As an example, AIMS has long talked about tax transparency and federal-provincial disentanglement explaining that Ottawa should cut federal taxes and give each province the tax room to generate its own revenues to fund services. In the area of equalization, AIMS’ prolific research repeatedly shows the program actually does more harm than good to receiving provinces. The OECD says, “one effect for receiving provinces is to induce some trade-offs between equalization payments and provincial policies that would boost economic performance,” exactly the argument Crowley has made in speeches from Calgary to St. John’s to Harvard University in recent years.

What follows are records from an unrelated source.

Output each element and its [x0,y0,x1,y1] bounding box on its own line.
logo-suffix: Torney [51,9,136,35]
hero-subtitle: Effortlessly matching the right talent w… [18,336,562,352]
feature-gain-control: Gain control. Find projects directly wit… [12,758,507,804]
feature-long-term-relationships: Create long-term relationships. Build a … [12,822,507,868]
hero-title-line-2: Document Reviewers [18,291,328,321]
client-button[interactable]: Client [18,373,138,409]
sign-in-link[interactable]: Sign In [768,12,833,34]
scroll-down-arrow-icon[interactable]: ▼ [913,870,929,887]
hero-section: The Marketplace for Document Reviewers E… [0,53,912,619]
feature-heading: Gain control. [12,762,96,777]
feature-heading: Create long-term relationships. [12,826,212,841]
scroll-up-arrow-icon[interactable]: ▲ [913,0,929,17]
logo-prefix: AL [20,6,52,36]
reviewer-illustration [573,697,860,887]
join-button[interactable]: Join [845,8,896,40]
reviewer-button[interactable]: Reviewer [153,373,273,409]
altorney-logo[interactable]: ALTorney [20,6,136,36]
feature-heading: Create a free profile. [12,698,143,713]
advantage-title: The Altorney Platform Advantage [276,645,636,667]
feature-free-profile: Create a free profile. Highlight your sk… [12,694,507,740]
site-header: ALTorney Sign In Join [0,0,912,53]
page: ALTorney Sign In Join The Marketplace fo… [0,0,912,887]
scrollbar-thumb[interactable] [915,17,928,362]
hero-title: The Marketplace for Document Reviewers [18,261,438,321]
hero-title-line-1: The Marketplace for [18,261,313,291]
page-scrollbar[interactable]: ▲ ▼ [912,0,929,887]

The more comprehensive OECD Economic Survey of Canada, 2006 references AIMS’ work in its chapter on Adapting fiscal policy and financial arrangements in the federation. It uses a recent AIMS Commentary, “The Perils of Being a Poor Region in a Rich and Frightened Country”, to explain that the equalization system reduces incentives for low-income provinces to adopt policies that encourage economic growth. “Indeed, the benefits of undertaking growth-enhancing policies are reduced, as some of the resulting pay-offs will be deducted from the receiving province’s equalization payments. The average claw-back is estimated to be 90% for revenue from new economic activity.”
“The OECD Survey should be further evidence to the federal and provincial governments that they need to act on these crucial public policy issues to create the best possible economic environment for Canada,” says Crowley. “Lowering corporate taxes, eliminating inter-provincial trade barriers, eliminating EI as a subsidy to seasonal work, and revamping equalization to encourage economic growth are all sound economic policies. The OECD Survey offers further credibility to the arguments in favour of such measures.”
The Paris-based OECD is a unique forum where the governments of 30 market democracies work together to address the economic, social, environmental, and governance challenges of globalization. The Organisation provides a setting where governments can compare policy experiences, seek answers to common problems, identify good practice and co-ordinate domestic and international policies. The OECD helps governments to foster prosperity and fight poverty through economic growth, financial stability, trade and investment, technology, innovation, entrepreneurship and development co-operation.
The Organisation’s Economic Survey is published every 1½ to 2 years for each OECD country. The survey identifies the main economic challenges faced by the country and analyses policy options to meet them.